From this point of view, I think the following metric would be useful:
- Reputation: Quantifies how much work a person has put in this website
- Activeness: Quantifies how active they are in the last 30 days
- Responsiveness: Quantifies whether the OP takes care of their own question, using any form of response, including upvote, downvote (!), accept, or comment on the answers.
The last two metrics are very important motivation for me to give an answer here. Those two metric are not shown now, but I know that the OP (@Jeff) must give me responses and in a short time and therefore I am writing my answer here. There are already twenty answers here so most people will not read this answer. If the OP does not even read and give me any responses, there is no point for me write this answer, right? Even if I have good answer.
Let me elaborate why I think these metrics are helpful. The value of a question certainly is determined solely by the question itself. However, I will only spend a certain amount of time to read it, unless it is written by a reputable person (more likely to be valid), or a responsive person so that I can ask them to clarify.
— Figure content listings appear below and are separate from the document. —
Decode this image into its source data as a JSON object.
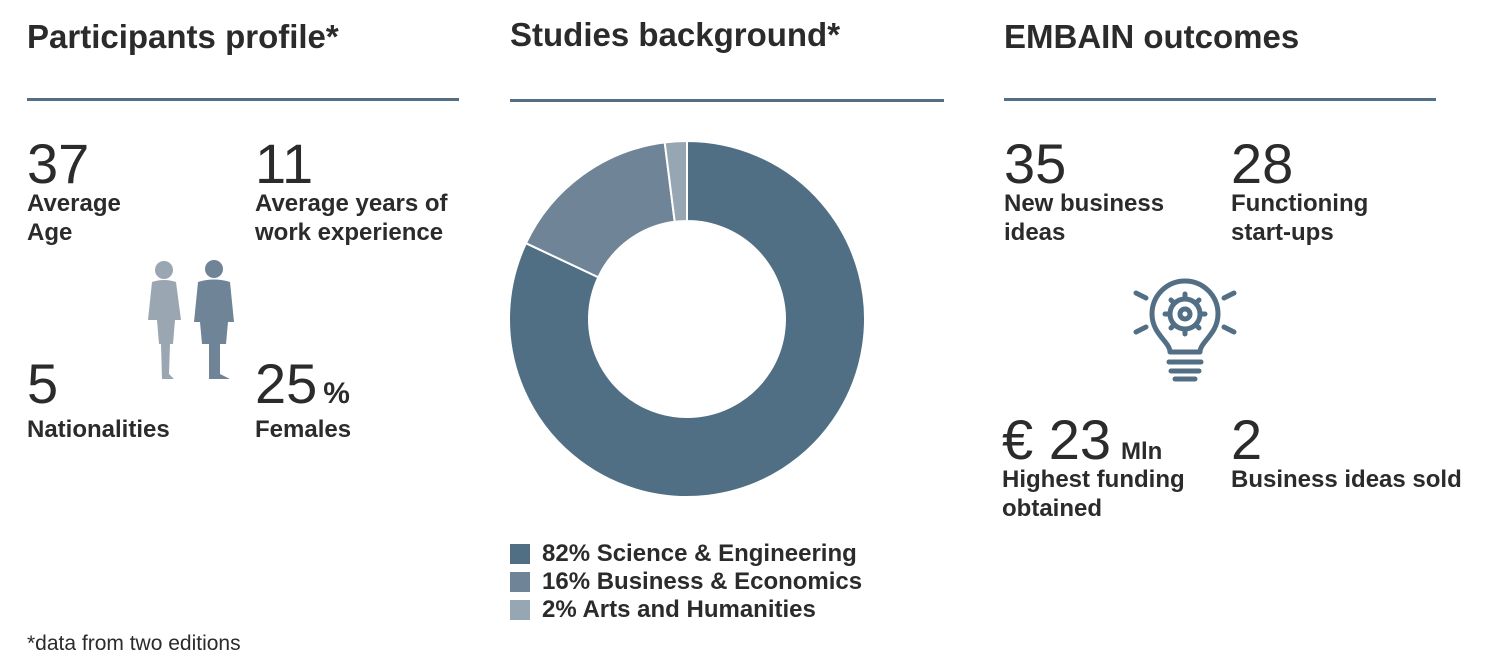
{
  "participants": {
    "title": "Participants profile*",
    "stats": [
      {
        "value": "37",
        "unit": "",
        "label": "Average\nAge"
      },
      {
        "value": "11",
        "unit": "",
        "label": "Average years of\nwork experience"
      },
      {
        "value": "5",
        "unit": "",
        "label": "Nationalities"
      },
      {
        "value": "25",
        "unit": "%",
        "label": "Females"
      }
    ]
  },
  "studies": {
    "title": "Studies background*"
  },
  "outcomes": {
    "title": "EMBAIN outcomes",
    "stats": [
      {
        "value": "35",
        "unit": "",
        "label": "New business\nideas"
      },
      {
        "value": "28",
        "unit": "",
        "label": "Functioning\nstart-ups"
      },
      {
        "value": "€ 23",
        "unit": "Mln",
        "label": "Highest funding\nobtained"
      },
      {
        "value": "2",
        "unit": "",
        "label": "Business ideas sold"
      }
    ]
  },
  "footnote": "*data from two editions",
  "colors": {
    "rule": "#526f85",
    "female_icon": "#9aa6b1",
    "male_icon": "#6f8497",
    "bulb_icon": "#526f85"
  },
  "chart_data": {
    "type": "pie",
    "title": "Studies background*",
    "categories": [
      "Science & Engineering",
      "Business & Economics",
      "Arts and Humanities"
    ],
    "values": [
      82,
      16,
      2
    ],
    "labels": [
      "82% Science & Engineering",
      "16% Business & Economics",
      "2% Arts and Humanities"
    ],
    "colors": [
      "#506f84",
      "#6f8597",
      "#97a6b3"
    ],
    "donut": true,
    "start_angle": "12 o'clock, clockwise",
    "legend": "bottom"
  }
}
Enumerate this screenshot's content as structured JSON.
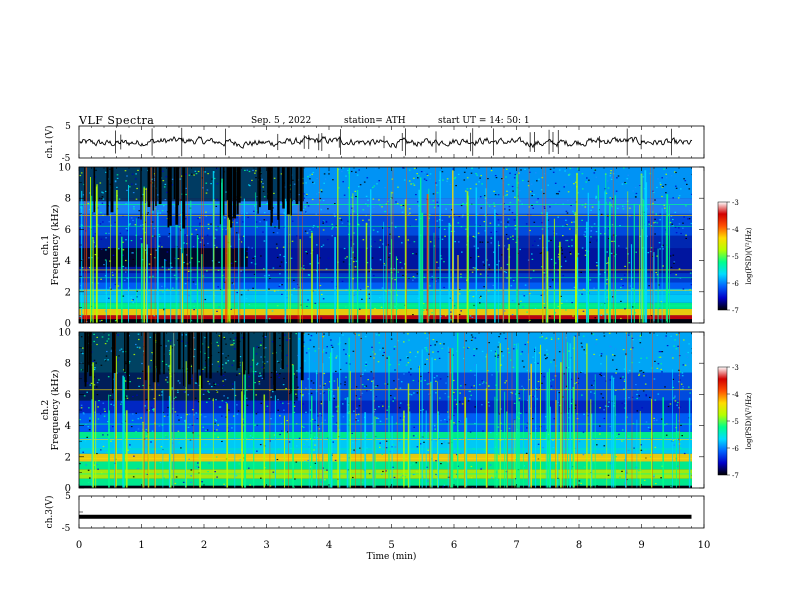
{
  "header": {
    "title": "VLF  Spectra",
    "date": "Sep. 5  , 2022",
    "station": "station= ATH",
    "start": "start  UT  =   14: 50: 1"
  },
  "colors": {
    "spectrogram_background": "#001e96",
    "waveform": "#000000",
    "colormap": [
      "#000000",
      "#0000c8",
      "#0064ff",
      "#00dcff",
      "#00ff8c",
      "#b4ff00",
      "#ffdc00",
      "#ff5000",
      "#d20000",
      "#ffffff"
    ]
  },
  "chart_data": [
    {
      "type": "line",
      "panel": "ch1-waveform",
      "ylabel": "ch.1(V)",
      "ylim": [
        -5,
        5
      ],
      "yticks": [
        "5",
        "-5"
      ],
      "xlim": [
        0,
        10
      ],
      "series": [
        {
          "x": [
            0,
            9.8
          ],
          "y": [
            0,
            0
          ]
        }
      ]
    },
    {
      "type": "heatmap",
      "panel": "ch1-spectrogram",
      "ylabel": "ch.1\nFrequency  (kHz)",
      "ylim": [
        0,
        10
      ],
      "yticks": [
        "0",
        "2",
        "4",
        "6",
        "8",
        "10"
      ],
      "xlim": [
        0,
        10
      ],
      "colorbar": {
        "label": "log(PSD)(V²/Hz)",
        "ticks": [
          "-3",
          "-4",
          "-5",
          "-6",
          "-7"
        ],
        "range": [
          -7,
          -3
        ]
      }
    },
    {
      "type": "heatmap",
      "panel": "ch2-spectrogram",
      "ylabel": "ch.2\nFrequency  (kHz)",
      "ylim": [
        0,
        10
      ],
      "yticks": [
        "0",
        "2",
        "4",
        "6",
        "8",
        "10"
      ],
      "xlim": [
        0,
        10
      ],
      "colorbar": {
        "label": "log(PSD)(V²/Hz)",
        "ticks": [
          "-3",
          "-4",
          "-5",
          "-6",
          "-7"
        ],
        "range": [
          -7,
          -3
        ]
      }
    },
    {
      "type": "line",
      "panel": "ch3-waveform",
      "ylabel": "ch.3(V)",
      "ylim": [
        -5,
        5
      ],
      "yticks": [
        "5",
        "-5"
      ],
      "xlim": [
        0,
        10
      ],
      "series": [
        {
          "x": [
            0,
            9.8
          ],
          "y": [
            -1.5,
            -1.5
          ]
        }
      ]
    }
  ],
  "xaxis": {
    "label": "Time  (min)",
    "ticks": [
      "0",
      "1",
      "2",
      "3",
      "4",
      "5",
      "6",
      "7",
      "8",
      "9",
      "10"
    ]
  }
}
As an answerer, if the question is very esoteric (and maybe useful) that only small group of people understand and have interest in it, I would consider to answer it only if the asker would give me a reply, since the OP might be the only audience that would read my answer! Another situation is old questions with answers. Even though the question itself are good and I know a better answer, I might answer it only if OP is active and will give me a reply. Otherwise, the question will pop up in the front page, the top rated answers get upvoted and the new answers at the bottom stay there without ever being seen, so pathetically.
As a learner, I would only read those answers that get a response, written by high rep user or with the clear answer in the first few lines.
Showing this data would allow us to decide how to spend our time answering questions. The removal of the accepted rate already prevents people from wasting time. Now you should give them information on how to allocate their time more wisely.
Some replies to other comments here:
What is the desired effect of it. Say we have a broader metric visible to others. What should I do, or how should my behaviour change if I stumble upon someone who is not acting responsibly? ..." – @Bart
You should move on to the next question. Just don't waste your time commenting if the poster is not active anymore. If the OP is not responsible and there is a long list of answers, please don't add new answer because no one will see it.
I don't mind having this, but it should not be displayed on questions. The quality of a question can be determined by reading it. Knowing more about the asker should not change your vote - @Manishearth
I agree that the quality of question is determined by itself, and extra information would not change my vote. But it would change the time I am willing to read it and answer it.
What is more useful to the longer term health of a community: a single ok question, or an engaged community member who assists and participates - @Jeff
Both, but not all people are willing to participate in both of them. Also, most information does not help any questions and answers, which you consider the first class citizen, at all. I would also suggest you to remove those blade counts because it is already correlated with reputation, the details blade are important though. I am in favor of the information being put on their user page.
Remark: The Activeness and Responsiveness involves information that is not in public so it is much more helpful the user page. You can put a high rating on accepted answer to motivate them to accept more answers.
I would expect to see lots of "increase your rep" comments on posts. We don't see that.
is false. Rep is a complex metric, so its effects on users will be complex as well. But to think that users won't change their behavior based on large numbers is naive (and directly counter to the whole basis for gamification). Users can and do change their voting, flagging, etc based on rep.